The spa is an entirely separate building, apart from the villas, and because of the heat, I often called for one of the property’s ubiquitous golf carts to take me the short distance to it. Why not? I was there to relax, right? Some of the bigger villas have spas built-in, as well as kitchens and even total fitness centers.
The rooms are all designed to reflect Omani culture — tall ceilings, dark wood and traditional whitewashed walls. Of course, there are all the usual amenities you expect in a luxury property, no matter how far away it is (and we were literally 50 miles across the water from Iran), including flat-screen televisions, DVD players, high-speed Internet and 24-hour laundry service, among other things.

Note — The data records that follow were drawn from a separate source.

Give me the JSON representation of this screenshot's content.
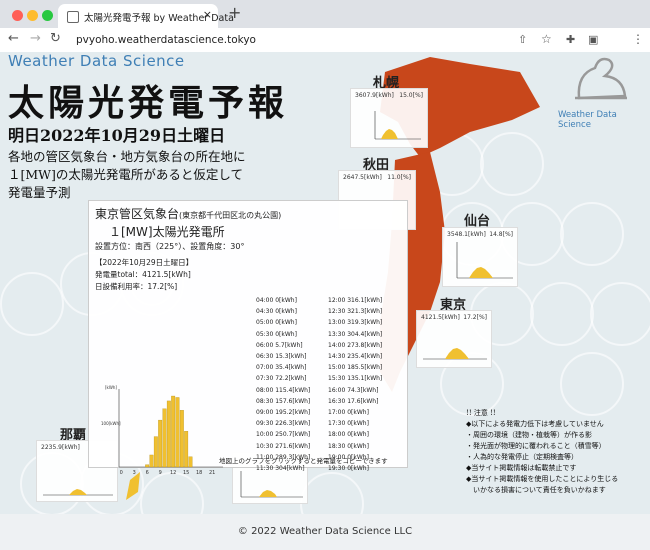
{
  "browser": {
    "tab_title": "太陽光発電予報 by Weather Data",
    "tab_close": "×",
    "new_tab": "+",
    "url": "pvyoho.weatherdatascience.tokyo"
  },
  "header": {
    "brand": "Weather Data Science",
    "title": "太陽光発電予報",
    "date_line": "明日2022年10月29日土曜日",
    "intro": [
      "各地の管区気象台・地方気象台の所在地に",
      "１[MW]の太陽光発電所があると仮定して",
      "発電量予測"
    ],
    "logo_text": "Weather Data Science"
  },
  "cities": {
    "sapporo": {
      "name": "札幌",
      "kwh": "3607.9[kWh]",
      "pct": "15.0[%]"
    },
    "akita": {
      "name": "秋田",
      "kwh": "2647.5[kWh]",
      "pct": "11.0[%]"
    },
    "sendai": {
      "name": "仙台",
      "kwh": "3548.1[kWh]",
      "pct": "14.8[%]"
    },
    "tokyo": {
      "name": "東京",
      "kwh": "4121.5[kWh]",
      "pct": "17.2[%]"
    },
    "naha": {
      "name": "那覇",
      "kwh": "2235.9[kWh]",
      "pct": ""
    }
  },
  "popup": {
    "region": "東京管区気象台",
    "region_sub": "(東京都千代田区北の丸公園)",
    "plant": "１[MW]太陽光発電所",
    "settings": "設置方位：南西（225°）、設置角度：30°",
    "date": "【2022年10月29日土曜日】",
    "total": "発電量total：4121.5[kWh]",
    "rate": "日設備利用率：17.2[%]",
    "hours_left": [
      "04:00 0[kWh]",
      "04:30 0[kWh]",
      "05:00 0[kWh]",
      "05:30 0[kWh]",
      "06:00 5.7[kWh]",
      "06:30 15.3[kWh]",
      "07:00 35.4[kWh]",
      "07:30 72.2[kWh]",
      "08:00 115.4[kWh]",
      "08:30 157.6[kWh]",
      "09:00 195.2[kWh]",
      "09:30 226.3[kWh]",
      "10:00 250.7[kWh]",
      "10:30 271.6[kWh]",
      "11:00 289.3[kWh]",
      "11:30 304[kWh]"
    ],
    "hours_right": [
      "12:00 316.1[kWh]",
      "12:30 321.3[kWh]",
      "13:00 319.3[kWh]",
      "13:30 304.4[kWh]",
      "14:00 273.8[kWh]",
      "14:30 235.4[kWh]",
      "15:00 185.5[kWh]",
      "15:30 135.1[kWh]",
      "16:00 74.3[kWh]",
      "16:30 17.6[kWh]",
      "17:00 0[kWh]",
      "17:30 0[kWh]",
      "18:00 0[kWh]",
      "18:30 0[kWh]",
      "19:00 0[kWh]",
      "19:30 0[kWh]"
    ],
    "footnote": "地図上のグラフをクリックすると発電量をコピーできます",
    "chart_ylabel_top": "[kWh]",
    "chart_ylabel_mid": "100[kWh]"
  },
  "notes": [
    "!! 注意 !!",
    "◆以下による発電力低下は考慮していません",
    "・周囲の環境（建物・植栽等）が作る影",
    "・発光面が物理的に覆われること（積雪等）",
    "・人為的な発電停止（定期検査等）",
    "◆当サイト掲載情報は転載禁止です",
    "◆当サイト掲載情報を使用したことにより生じる",
    "　いかなる損害について責任を負いかねます"
  ],
  "footer": "© 2022 Weather Data Science LLC",
  "chart_data": {
    "type": "bar",
    "categories": [
      "0",
      "1",
      "2",
      "3",
      "4",
      "5",
      "6",
      "7",
      "8",
      "9",
      "10",
      "11",
      "12",
      "13",
      "14",
      "15",
      "16",
      "17",
      "18",
      "19",
      "20",
      "21",
      "22",
      "23"
    ],
    "values": [
      0,
      0,
      0,
      0,
      0,
      0,
      21,
      108,
      273,
      421,
      522,
      593,
      637,
      624,
      509,
      321,
      92,
      0,
      0,
      0,
      0,
      0,
      0,
      0
    ],
    "xticks": [
      "0",
      "3",
      "6",
      "9",
      "12",
      "15",
      "18",
      "21"
    ],
    "ylim": [
      0,
      700
    ]
  },
  "colors": {
    "map": "#c8471b",
    "bars": "#f0c030",
    "brand": "#3f7fb5"
  }
}
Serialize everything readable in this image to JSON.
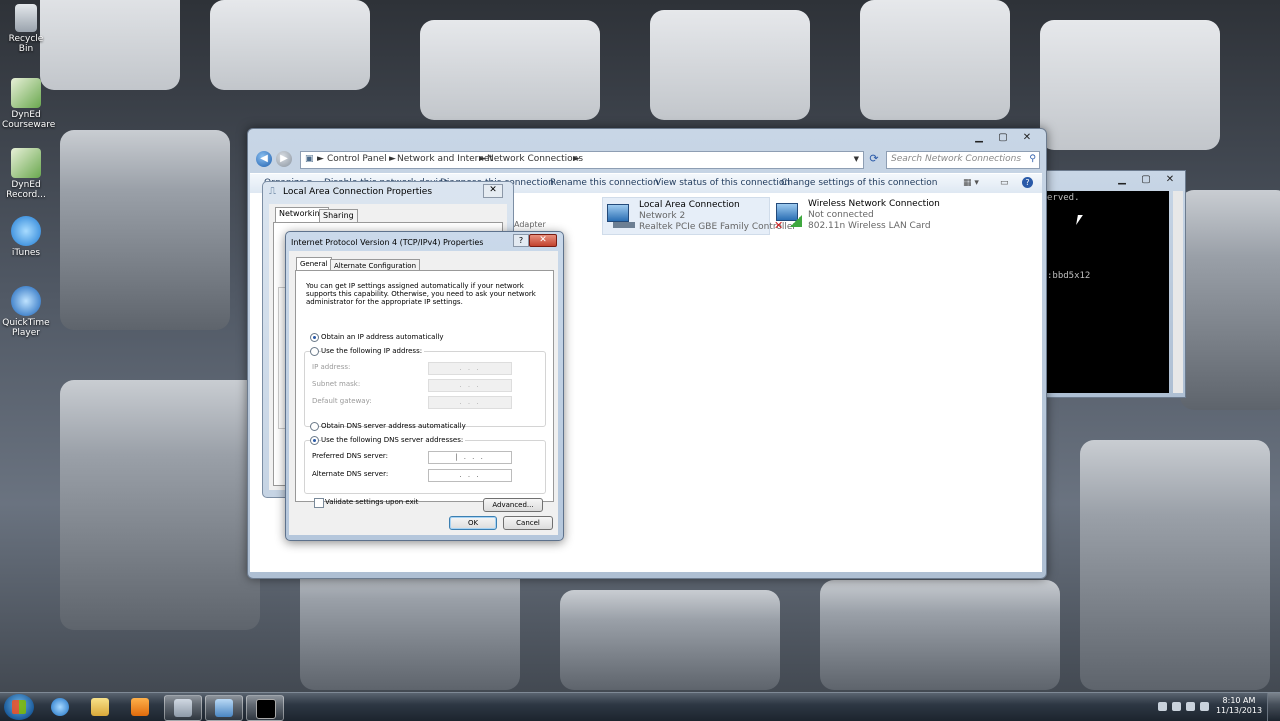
{
  "desktop": {
    "icons": [
      {
        "label_l1": "Recycle Bin",
        "label_l2": ""
      },
      {
        "label_l1": "DynEd",
        "label_l2": "Courseware"
      },
      {
        "label_l1": "DynEd",
        "label_l2": "Record..."
      },
      {
        "label_l1": "iTunes",
        "label_l2": ""
      },
      {
        "label_l1": "QuickTime",
        "label_l2": "Player"
      }
    ]
  },
  "explorer": {
    "breadcrumb_sep": "►",
    "breadcrumb": [
      "Control Panel",
      "Network and Internet",
      "Network Connections"
    ],
    "search_placeholder": "Search Network Connections",
    "commands": {
      "organize": "Organize ▾",
      "disable": "Disable this network device",
      "diagnose": "Diagnose this connection",
      "rename": "Rename this connection",
      "view_status": "View status of this connection",
      "change_settings": "Change settings of this connection"
    },
    "connections": [
      {
        "name": "Local Area Connection",
        "network": "Network 2",
        "adapter": "Realtek PCIe GBE Family Controller"
      },
      {
        "name": "Wireless Network Connection",
        "network": "Not connected",
        "adapter": "802.11n Wireless LAN Card"
      }
    ],
    "partial_adapter_text": "Adapter"
  },
  "cmd": {
    "lines": [
      "erved.",
      "",
      "",
      "",
      "",
      "",
      "",
      ":bbd5x12"
    ]
  },
  "lan_dialog": {
    "title": "Local Area Connection Properties",
    "tabs": [
      "Networking",
      "Sharing"
    ]
  },
  "ipv4_dialog": {
    "title": "Internet Protocol Version 4 (TCP/IPv4) Properties",
    "tabs": [
      "General",
      "Alternate Configuration"
    ],
    "intro": "You can get IP settings assigned automatically if your network supports this capability. Otherwise, you need to ask your network administrator for the appropriate IP settings.",
    "ip_mode": {
      "auto_label": "Obtain an IP address automatically",
      "manual_label": "Use the following IP address:",
      "selected": "auto"
    },
    "ip_fields": [
      {
        "label": "IP address:",
        "value": ".   .   ."
      },
      {
        "label": "Subnet mask:",
        "value": ".   .   ."
      },
      {
        "label": "Default gateway:",
        "value": ".   .   ."
      }
    ],
    "dns_mode": {
      "auto_label": "Obtain DNS server address automatically",
      "manual_label": "Use the following DNS server addresses:",
      "selected": "manual"
    },
    "dns_fields": [
      {
        "label": "Preferred DNS server:",
        "value": "|   .   .   ."
      },
      {
        "label": "Alternate DNS server:",
        "value": ".   .   ."
      }
    ],
    "validate_label": "Validate settings upon exit",
    "advanced_label": "Advanced...",
    "ok_label": "OK",
    "cancel_label": "Cancel"
  },
  "taskbar": {
    "time": "8:10 AM",
    "date": "11/13/2013"
  }
}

There are a lot of activities on and off site: mountain biking, 4x4 excursions, hiking, game fishing and snorkeling. Or you can take a leisurely cruise along the coast in a dhow, a traditional Arabic sailing boat.
I took a jeep ride up into the nearby mountains, and after climbing another very steep dirt road, I was looking out on an amazing vista — spread out before me was the Strait of Hormuz, a little hazy off in the distance, and dotting the rugged landscape were the stone ruins of homes that had belonged to tribes that once lived in villages scattered between the peaks. Now, the only remaining inhabitants are goat herds.
Back at the resort, I took an Arabic cooking class from Chef Ali. Now, everyone knows that I’m a lousy cook, but I like to do this wherever I go just to have the fish-out-of-water experience of trying to be a chef. Maybe I was especially careful because I had to eat what I’d prepared, but with the real chef’s cheerful guidance, I made some delicious hummus and baba ganoush. He even gave me written instructions if I want to try it at home.
There is a conscious effort on the part of Six Senses to incorporate more of the local traditions into the resort’s programs. (Several times a day, while lounging in my villa or getting a spa treatment, I could hear the call to prayer.) This effort includes a small souk (marketplace) located right across from the entrance to the main building. It’s a real treasure, and I loaded up on some local handicrafts to be brought home as proof that I had had an unusual experience in one of the more unusual areas of the Middle East.